Anatomical pathology Gradual erosion of perceived reliability in therapy guidance if reproducibility and analytical consistency are not systematically strengthened; potential reduction in strategic influence within multidisciplinary oncology decision-making. 
Patients Risk of missed access to effective targeted therapies or exposure to suboptimal treatment due to misclassification near clinical thresholds; increasing clinical consequence as therapies become more precision dependent. 
Healthcare systems Inefficient allocation of high-cost oncology treatments; financial waste associated with misclassified therapy eligibility; reduced outcome optimization at population level. 

5. The Precision Gap: A structural adoption problem

Therapeutic precision in oncology is accelerating rapidly. Diagnostic precision is not advancing at the same rate. This divergence defines the Precision Gap: the widening distance between the biological precision demanded by modern targeted therapies and the reproducible precision delivered in routine pathology workflows. Importantly, this gap does not primarily reflect a lack of technological capability. 

There is substantial evidence that AI-driven precision pathology can mitigate several of the dominant error domains identified in this analysis. Quantitative image analysis reduces interpretation variability, particularly near clinical cutoffs. Computational monitoring platforms support statistically rigorous control of stain quality and analytical signal stability. Digital workflows enable objective measurement, reproducibility, and continuous quality assessment. 

The technical capability to strengthen both Analytical Signal Integrity and Interpretation consistency therefore already exists. 

The Precision Gap instead reflects a lag in adoption. Despite demonstrated feasibility, digital and computational pathology continue to expand at a relatively slow, largely linear pace, as reflected in single-digit compound annual growth rates. This trajectory contrasts with the accelerating complexity of oncology drug pipelines. 

As long as implementation remains limited, the dominant sources of Clinical Value Leakage will persist. 

The reasons for slow adoption are multifactorial and extend beyond the scope of this analysis. The central conclusion, however, is clear: the Precision Gap is not a gap in technology, but a gap between available capability and implemented practice. 

Digital pathology standardization considerations 

Broader implementation of digital pathology introduces additional technical variables, including scanner performance differences, image rendering characteristics, color calibration, and display conditions. These factors require standardization, validation, and quality governance in their own right. 

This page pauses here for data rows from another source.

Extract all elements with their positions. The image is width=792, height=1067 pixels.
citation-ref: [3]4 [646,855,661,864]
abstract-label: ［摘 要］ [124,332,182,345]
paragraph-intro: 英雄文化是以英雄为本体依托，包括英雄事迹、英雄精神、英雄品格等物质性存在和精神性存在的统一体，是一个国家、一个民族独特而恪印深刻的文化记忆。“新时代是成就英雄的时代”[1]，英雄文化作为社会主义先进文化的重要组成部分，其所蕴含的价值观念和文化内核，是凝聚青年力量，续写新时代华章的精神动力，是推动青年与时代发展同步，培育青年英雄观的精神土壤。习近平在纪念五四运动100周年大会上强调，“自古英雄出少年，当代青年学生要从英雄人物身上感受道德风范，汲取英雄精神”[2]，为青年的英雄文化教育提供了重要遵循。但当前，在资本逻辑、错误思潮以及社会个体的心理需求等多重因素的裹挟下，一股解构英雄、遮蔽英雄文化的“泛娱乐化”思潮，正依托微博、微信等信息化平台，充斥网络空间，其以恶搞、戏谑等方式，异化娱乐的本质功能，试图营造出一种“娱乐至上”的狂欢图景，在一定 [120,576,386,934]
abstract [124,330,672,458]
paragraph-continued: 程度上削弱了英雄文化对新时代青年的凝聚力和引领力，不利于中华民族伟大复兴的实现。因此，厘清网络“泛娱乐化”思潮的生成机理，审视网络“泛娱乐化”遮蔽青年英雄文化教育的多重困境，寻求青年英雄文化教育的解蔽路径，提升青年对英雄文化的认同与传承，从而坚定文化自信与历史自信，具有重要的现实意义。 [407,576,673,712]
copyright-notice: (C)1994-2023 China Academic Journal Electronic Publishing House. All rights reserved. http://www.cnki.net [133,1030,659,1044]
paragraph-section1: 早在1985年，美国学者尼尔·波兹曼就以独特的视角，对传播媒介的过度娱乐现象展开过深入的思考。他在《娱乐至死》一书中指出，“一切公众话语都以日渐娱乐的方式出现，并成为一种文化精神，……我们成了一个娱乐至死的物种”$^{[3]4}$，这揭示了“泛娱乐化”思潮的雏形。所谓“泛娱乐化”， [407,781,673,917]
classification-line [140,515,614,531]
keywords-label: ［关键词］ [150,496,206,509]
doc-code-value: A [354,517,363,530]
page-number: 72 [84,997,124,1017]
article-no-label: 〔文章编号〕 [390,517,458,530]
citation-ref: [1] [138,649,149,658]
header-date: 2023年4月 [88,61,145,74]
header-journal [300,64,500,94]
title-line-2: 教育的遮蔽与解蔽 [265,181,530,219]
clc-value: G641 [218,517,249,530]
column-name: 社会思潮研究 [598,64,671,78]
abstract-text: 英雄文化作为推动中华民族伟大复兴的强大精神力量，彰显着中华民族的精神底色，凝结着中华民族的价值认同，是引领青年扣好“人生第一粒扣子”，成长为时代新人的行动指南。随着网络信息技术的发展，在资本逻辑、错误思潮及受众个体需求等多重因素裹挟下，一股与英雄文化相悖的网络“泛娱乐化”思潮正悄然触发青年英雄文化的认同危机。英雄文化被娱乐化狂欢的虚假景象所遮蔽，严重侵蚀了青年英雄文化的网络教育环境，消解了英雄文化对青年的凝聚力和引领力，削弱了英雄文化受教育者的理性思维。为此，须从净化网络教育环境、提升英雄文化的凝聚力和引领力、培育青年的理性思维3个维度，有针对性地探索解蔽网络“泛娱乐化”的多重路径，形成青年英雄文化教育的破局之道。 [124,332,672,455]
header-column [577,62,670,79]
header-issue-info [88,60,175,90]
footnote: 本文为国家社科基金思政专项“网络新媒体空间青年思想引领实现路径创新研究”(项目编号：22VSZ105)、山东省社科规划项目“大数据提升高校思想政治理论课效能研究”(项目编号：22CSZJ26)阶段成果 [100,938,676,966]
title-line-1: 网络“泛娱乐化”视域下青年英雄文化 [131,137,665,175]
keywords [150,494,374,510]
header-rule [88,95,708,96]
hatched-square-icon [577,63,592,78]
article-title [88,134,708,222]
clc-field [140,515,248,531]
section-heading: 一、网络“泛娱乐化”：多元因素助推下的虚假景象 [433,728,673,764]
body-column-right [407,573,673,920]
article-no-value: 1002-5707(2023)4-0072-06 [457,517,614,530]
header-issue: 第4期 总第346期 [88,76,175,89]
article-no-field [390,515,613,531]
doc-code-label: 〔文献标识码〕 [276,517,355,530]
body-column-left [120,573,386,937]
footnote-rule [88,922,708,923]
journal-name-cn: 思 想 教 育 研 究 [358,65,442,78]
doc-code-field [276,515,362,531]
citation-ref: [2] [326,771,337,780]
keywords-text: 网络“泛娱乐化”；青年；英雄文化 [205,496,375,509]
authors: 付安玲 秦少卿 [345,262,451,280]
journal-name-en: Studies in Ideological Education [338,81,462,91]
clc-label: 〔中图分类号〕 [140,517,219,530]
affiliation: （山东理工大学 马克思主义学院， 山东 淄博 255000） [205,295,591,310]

However, they represent a distinct class of technical variability that is measurable and controllable through engineering standards and regulatory validation protocols. They do not negate the central finding of this analysis: that the dominant sources of clinically meaningful misclassification in therapy-linked biomarker testing arise from Analytical Signal Integrity and Interpretation variability, both of which are addressable within digitally enabled workflows.